Current fellowship organizations include the International Rescue Committee, Baylor International Pediatric AIDS Initiative, The BOMA Project, and African Leadership Academy. Click here to see a full list of our current organizations.

To become a fellowship organization, please complete the PiAf Fellowship Organization Application available here.

Funding

Princeton in Africa seeks to ensure that the basic costs of each fellowship are covered (thereby keeping these fellowship experiences open to all applicants). Fellows are not expected to profit and are expected to live frugally.
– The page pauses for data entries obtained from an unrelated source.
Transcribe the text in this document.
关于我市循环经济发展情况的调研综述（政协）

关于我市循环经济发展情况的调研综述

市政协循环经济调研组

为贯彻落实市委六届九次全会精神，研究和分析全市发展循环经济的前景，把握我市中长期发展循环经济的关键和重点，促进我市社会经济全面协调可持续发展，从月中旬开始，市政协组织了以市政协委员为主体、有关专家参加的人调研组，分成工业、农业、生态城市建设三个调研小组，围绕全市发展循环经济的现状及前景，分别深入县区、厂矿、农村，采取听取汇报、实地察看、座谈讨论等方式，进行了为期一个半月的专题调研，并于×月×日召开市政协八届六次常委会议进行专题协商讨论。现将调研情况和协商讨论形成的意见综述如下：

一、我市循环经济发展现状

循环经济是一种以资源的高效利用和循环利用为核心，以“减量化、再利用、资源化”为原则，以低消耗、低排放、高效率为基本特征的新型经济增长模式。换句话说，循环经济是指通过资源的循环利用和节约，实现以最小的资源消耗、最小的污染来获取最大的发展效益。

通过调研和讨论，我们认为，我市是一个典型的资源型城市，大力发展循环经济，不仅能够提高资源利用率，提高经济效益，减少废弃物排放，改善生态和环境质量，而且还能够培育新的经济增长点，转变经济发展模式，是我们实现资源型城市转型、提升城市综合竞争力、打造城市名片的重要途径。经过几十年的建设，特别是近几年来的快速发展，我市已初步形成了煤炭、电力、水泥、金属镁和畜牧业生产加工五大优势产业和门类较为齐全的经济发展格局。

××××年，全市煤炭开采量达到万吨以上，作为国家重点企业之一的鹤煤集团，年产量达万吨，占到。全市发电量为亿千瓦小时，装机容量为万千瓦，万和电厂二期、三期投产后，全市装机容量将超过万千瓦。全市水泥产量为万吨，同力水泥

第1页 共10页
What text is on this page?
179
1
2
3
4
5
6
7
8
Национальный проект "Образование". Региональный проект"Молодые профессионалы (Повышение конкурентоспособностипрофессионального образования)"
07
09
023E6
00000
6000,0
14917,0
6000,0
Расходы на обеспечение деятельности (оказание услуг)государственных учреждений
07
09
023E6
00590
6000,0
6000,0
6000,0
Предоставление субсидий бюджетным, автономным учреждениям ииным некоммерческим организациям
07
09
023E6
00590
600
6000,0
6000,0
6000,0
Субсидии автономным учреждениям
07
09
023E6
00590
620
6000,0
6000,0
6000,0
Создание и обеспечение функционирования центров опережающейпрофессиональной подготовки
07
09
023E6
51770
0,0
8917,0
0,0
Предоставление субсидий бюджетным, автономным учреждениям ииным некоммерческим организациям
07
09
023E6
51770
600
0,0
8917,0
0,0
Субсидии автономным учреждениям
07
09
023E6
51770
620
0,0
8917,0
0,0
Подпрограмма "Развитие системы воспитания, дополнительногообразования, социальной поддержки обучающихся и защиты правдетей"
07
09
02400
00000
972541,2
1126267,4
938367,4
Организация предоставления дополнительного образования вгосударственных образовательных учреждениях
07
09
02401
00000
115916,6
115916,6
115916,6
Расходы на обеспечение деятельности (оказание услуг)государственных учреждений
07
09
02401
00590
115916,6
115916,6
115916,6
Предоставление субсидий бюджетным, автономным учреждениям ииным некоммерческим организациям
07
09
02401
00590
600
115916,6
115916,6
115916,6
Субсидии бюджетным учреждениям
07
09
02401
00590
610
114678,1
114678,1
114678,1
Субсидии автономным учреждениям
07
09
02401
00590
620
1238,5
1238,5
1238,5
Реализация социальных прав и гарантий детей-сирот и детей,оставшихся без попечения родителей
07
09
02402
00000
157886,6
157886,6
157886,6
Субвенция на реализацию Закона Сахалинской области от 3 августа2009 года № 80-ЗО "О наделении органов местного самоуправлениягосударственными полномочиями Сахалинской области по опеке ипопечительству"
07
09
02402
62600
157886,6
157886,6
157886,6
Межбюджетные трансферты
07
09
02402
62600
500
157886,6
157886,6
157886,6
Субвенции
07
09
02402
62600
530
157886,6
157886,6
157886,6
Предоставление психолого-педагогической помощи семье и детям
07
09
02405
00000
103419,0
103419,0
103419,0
Depending on the location where a Fellow is based, fellowships have typically had a total cost of $15,000 – $25,000, as well as a mid-year retreat where all the fellows are brought together to reflect on their experiences. This aims to cover the Fellow’s costs, including housing, food, local travel, visas, and other basic living expenses, as well as ongoing personal and professional support, insurance, and other assistance provided by PiAf. Placing Fellows in more rural locations would obviously decrease some of those costs. While funding arrangements vary between posts, we do ask that fellowship organizations to cover the cost of the fellowships. Click here to read more about the Princeton in Africa Funding Structure.

Fellow Overview

Overview
Princeton in Africa Fellows are recent university graduates; some are enrolled in or have completed graduate-level studies. They have specialized in a variety of fields—from politics and public policy to biology and engineering. Many hold African Studies certificates or have previously spent time in Africa or abroad.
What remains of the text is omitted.